O presidente da Roland Berger no Brasil, Antonio Bernardo, afirma que a participação dos bancos cooperativos no mercado brasileiro é baixa, de cerca de 3% dos depósitos. “Para se ter uma ideia da diferença, essa proporção é de 63% na França, de 35% na Holanda e de 21% na Alemanha”, explica o executivo. Entre as instituições que tiveram origem nas cooperativas agrícolas estão Credit Agricole (França) e Rabobank (Holanda).

Na Alemanha, os dois maiores bancos cooperativas passaram por uma fusão em 2016, criando o DZ Bank. É algo que Bernardo afirma que poderia ocorrer no Brasil, com a união de Sicredi e Sicoob. “Como existe complementariedade em agências, a economia com esse movimento poderia gerar uma economia de 25%.”

Juntos, os bancos cooperativas também poderiam tentar reduzir as desvantagens que têm em relação aos concorrentes tradicionais – como a baixa produtividade de suas agências. Hoje, segundo a Roland Berger, Sicredi e Sicoob têm cerca de 2,3 mil correntistas por agência, enquanto os bancos comuns têm entre 5 mil e 6 mil. O volume de vendas para cada ponto de atendimento também hoje representa cerca da metade do total dos líderes.

Pequenas e médias cidades

Enquanto o BB liderou o fechamento de agências no País durante os primeiros nove meses de 2019, contribuindo com cerca de 50% dos encerramentos de pontos de atendimento, o Sicredi vem crescendo justamente de olho nas pequenas e médias cidades, de acordo com Dasenbrock. “Em mais de 200 municípios, somos a única opção de serviços financeiros. Nessas pequenas localidades, descobrimos que a vantagem é um índice de inadimplência muito baixo”, diz.

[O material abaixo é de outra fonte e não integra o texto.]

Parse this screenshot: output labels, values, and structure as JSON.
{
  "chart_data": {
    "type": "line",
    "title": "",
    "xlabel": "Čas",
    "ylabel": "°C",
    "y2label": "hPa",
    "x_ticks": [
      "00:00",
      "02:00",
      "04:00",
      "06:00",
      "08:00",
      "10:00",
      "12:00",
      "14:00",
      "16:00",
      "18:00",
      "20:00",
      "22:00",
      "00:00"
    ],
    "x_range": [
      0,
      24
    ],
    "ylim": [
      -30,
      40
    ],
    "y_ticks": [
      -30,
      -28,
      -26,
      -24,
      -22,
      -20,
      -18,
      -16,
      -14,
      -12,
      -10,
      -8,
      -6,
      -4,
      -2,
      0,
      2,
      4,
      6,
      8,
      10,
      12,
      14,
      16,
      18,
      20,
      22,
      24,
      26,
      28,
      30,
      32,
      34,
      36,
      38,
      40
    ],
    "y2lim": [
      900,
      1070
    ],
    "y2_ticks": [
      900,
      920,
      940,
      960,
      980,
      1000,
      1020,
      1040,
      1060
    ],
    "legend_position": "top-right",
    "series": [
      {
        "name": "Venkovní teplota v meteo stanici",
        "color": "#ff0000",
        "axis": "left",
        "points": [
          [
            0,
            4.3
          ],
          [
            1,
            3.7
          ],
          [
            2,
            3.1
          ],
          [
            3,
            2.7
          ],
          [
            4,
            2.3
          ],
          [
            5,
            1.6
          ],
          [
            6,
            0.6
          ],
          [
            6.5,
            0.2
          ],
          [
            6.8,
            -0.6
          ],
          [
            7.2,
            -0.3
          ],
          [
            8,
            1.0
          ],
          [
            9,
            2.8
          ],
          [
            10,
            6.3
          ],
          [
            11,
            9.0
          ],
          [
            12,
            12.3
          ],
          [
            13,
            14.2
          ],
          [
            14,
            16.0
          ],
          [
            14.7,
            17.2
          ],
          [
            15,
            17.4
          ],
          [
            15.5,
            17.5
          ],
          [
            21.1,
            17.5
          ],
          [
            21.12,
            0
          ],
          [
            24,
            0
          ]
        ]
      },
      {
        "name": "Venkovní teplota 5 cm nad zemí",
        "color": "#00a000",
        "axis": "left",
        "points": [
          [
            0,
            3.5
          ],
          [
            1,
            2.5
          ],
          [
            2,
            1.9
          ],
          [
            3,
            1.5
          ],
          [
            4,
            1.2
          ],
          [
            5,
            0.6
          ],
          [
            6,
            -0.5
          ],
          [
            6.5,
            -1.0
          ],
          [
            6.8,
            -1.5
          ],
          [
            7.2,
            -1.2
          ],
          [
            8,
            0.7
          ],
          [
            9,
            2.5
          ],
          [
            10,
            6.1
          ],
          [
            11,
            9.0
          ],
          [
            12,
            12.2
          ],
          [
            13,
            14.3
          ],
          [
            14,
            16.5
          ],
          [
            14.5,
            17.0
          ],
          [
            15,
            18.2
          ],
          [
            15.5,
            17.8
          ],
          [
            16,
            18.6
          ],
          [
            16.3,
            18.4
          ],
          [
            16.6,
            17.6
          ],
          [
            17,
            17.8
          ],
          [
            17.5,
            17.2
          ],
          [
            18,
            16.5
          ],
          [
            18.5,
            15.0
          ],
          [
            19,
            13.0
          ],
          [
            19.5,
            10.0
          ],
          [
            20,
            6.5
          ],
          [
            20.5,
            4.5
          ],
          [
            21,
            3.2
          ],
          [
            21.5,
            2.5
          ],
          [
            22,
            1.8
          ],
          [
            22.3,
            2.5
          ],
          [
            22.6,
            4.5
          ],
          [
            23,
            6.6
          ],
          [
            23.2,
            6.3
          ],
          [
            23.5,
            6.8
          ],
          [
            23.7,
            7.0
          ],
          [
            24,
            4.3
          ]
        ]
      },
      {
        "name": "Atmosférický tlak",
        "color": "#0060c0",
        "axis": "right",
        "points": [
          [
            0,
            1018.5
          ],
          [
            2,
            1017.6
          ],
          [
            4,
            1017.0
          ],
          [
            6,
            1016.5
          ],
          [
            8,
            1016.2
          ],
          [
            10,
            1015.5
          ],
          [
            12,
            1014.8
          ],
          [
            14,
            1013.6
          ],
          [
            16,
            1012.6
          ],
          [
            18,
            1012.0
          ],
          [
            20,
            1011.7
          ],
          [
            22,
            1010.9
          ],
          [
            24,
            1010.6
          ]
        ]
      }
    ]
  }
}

Apesar de não poderem ser chamadas de banco, as cooperativas estão sujeitas a regulações do Banco Central (BC). Esse tipo de instituição é protegida pelo Fundo Garantidor das Cooperativas, que garante a mesma proteção da poupança de até R$ 250 mil aos clientes. “Os bancos de cooperativas tendem a ser até mais conservadores do que os digitais. Prova disso é que, na Europa, eles foram os menos afetados pela crise financeira de 2008”, diz Bernardo, da Roland Berger.

Atuação digital
O Sicredi também entrou na onda dos bancos digitais, com a plataforma Woop, aplicativo que oferece conta corrente, cartão de crédito e pagamentos. Por enquanto, trata-se de um projeto incipiente, que mal saiu da fase de testes. Enquanto bancos digitais como o Nubank já passaram da marca de 10 milhões de clientes, o Woop, por enquanto, tem menos de 100 mil correntistas.

“É uma forma de dar opção, mas não é a nossa prioridade”, diz Dasenbrock. Segundo ele, nas reuniões com os clientes – que são tratados como sócios e chamados de cooperados – fica clara a demanda pelas agências tradicionais. “Estamos indo na direção contrária, porque o nosso cliente acha que o atendimento humano não é substituído por máquinas e pelo 0800.”